Single by Zard

from the album Eien
- Released: September 17, 1998
- Recorded: May–August 1998
- Studio: B.Gram-RECORDS
- Genre: J-pop; art pop; ambient rock; ethereal wave; alternative dance;
- Label: B-Gram Records
- Composers: Seiichiro Kuribayashi (track 1) Aika Ohno (track 2)
- Lyricist: Izumi Sakai
- Producers: Daiko Nagato, ZARD

Zard singles chronology
| "'Iki mo Dekinai'" (1998) | "Unmei no Roulette Mawashite" (1998) | "'Atarashii Door ~Fuyu no Himawari~'" (1998) |

= Unmei no Roulette Mawashite =

1998 single by Zard

"Unmei no Roulette Mawashite" (運命のルーレット廻して, Spinning the Roulette of Destiny) is Zard's 25th single released on September 17, 1998, under B-Gram Records label.
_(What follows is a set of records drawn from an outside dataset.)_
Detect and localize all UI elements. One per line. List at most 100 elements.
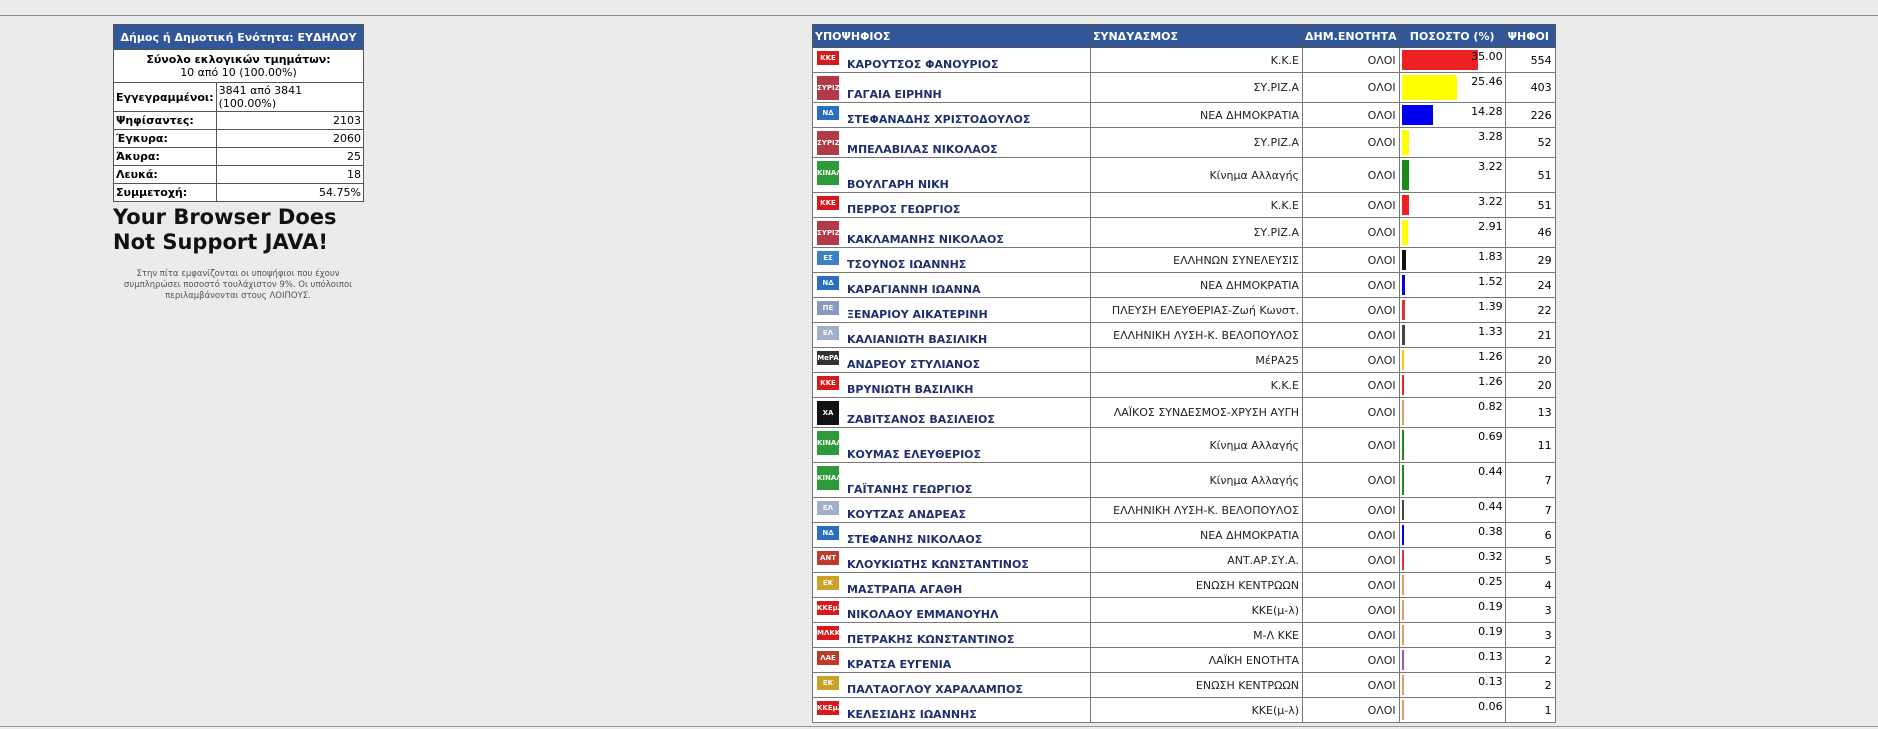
candidate-name[interactable]: ΠΕΡΡΟΣ ΓΕΩΡΓΙΟΣ <box>816 203 1087 217</box>
percent-bar <box>1401 300 1405 320</box>
percent-bar <box>1401 650 1404 670</box>
percent-value: 25.46 <box>1471 75 1503 88</box>
table-row: ΝΔ ΚΑΡΑΓΙΑΝΝΗ ΙΩΑΝΝΑ ΝΕΑ ΔΗΜΟΚΡΑΤΙΑ ΟΛΟΙ 1.5… <box>812 272 1556 298</box>
unit-name: ΟΛΟΙ <box>1302 72 1400 103</box>
party-name: ΣΥ.ΡΙΖ.Α <box>1090 127 1303 158</box>
candidate-name[interactable]: ΚΟΥΜΑΣ ΕΛΕΥΘΕΡΙΟΣ <box>816 448 1087 462</box>
candidate-name[interactable]: ΠΑΛΤΑΟΓΛΟΥ ΧΑΡΑΛΑΜΠΟΣ <box>816 683 1087 697</box>
votes-value: 7 <box>1504 497 1556 523</box>
candidate-cell: ΝΔ ΣΤΕΦΑΝΗΣ ΝΙΚΟΛΑΟΣ <box>812 522 1091 548</box>
percent-bar <box>1401 525 1404 545</box>
party-logo-icon: ΝΔ <box>817 106 839 120</box>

The single reached #1 rank during the first week after being released. It charted for 9 weeks and sold 247,000 copies. When Izumi Sakai died, it was elected as her fourth best song on the Oricon polls.

==Track list==
All songs are written by Izumi Sakai and arranged by Daisuke Ikeda
1. Unmei no Roulette Mawashite (運命のルーレット廻して)
  - composer: Seiichiro Kuribayashi
  - OA(on air), single and album version have different arrangements
    - the song was used as 4th opening theme for anime Detective Conan
      - OA version of this song was fixed weekly during airings many times before its official release of single
      - OA ver. wasn't released until 2012 in Zard Album Collection in Premium Disc

2. Shōjo no Koro ni Modotta Mitai ni (少女の頃に戻ったみたいに)
  - composer: Aika Ohno
  - for first time Aika Ohno composed song for Zard
    - the song was used for Detective Conan Movie The Fourteenth Target as theme song
3. Unmei no Roulette Mawashite (運命のルーレット廻して) (Original karaoke)

==La PomPon version==

La PomPon would cover the song in 2016 as their third single, serving as the 50th ending theme of the Detective Conan series and was made in commemoration of Zard's 25th anniversary and the show's 20th anniversary.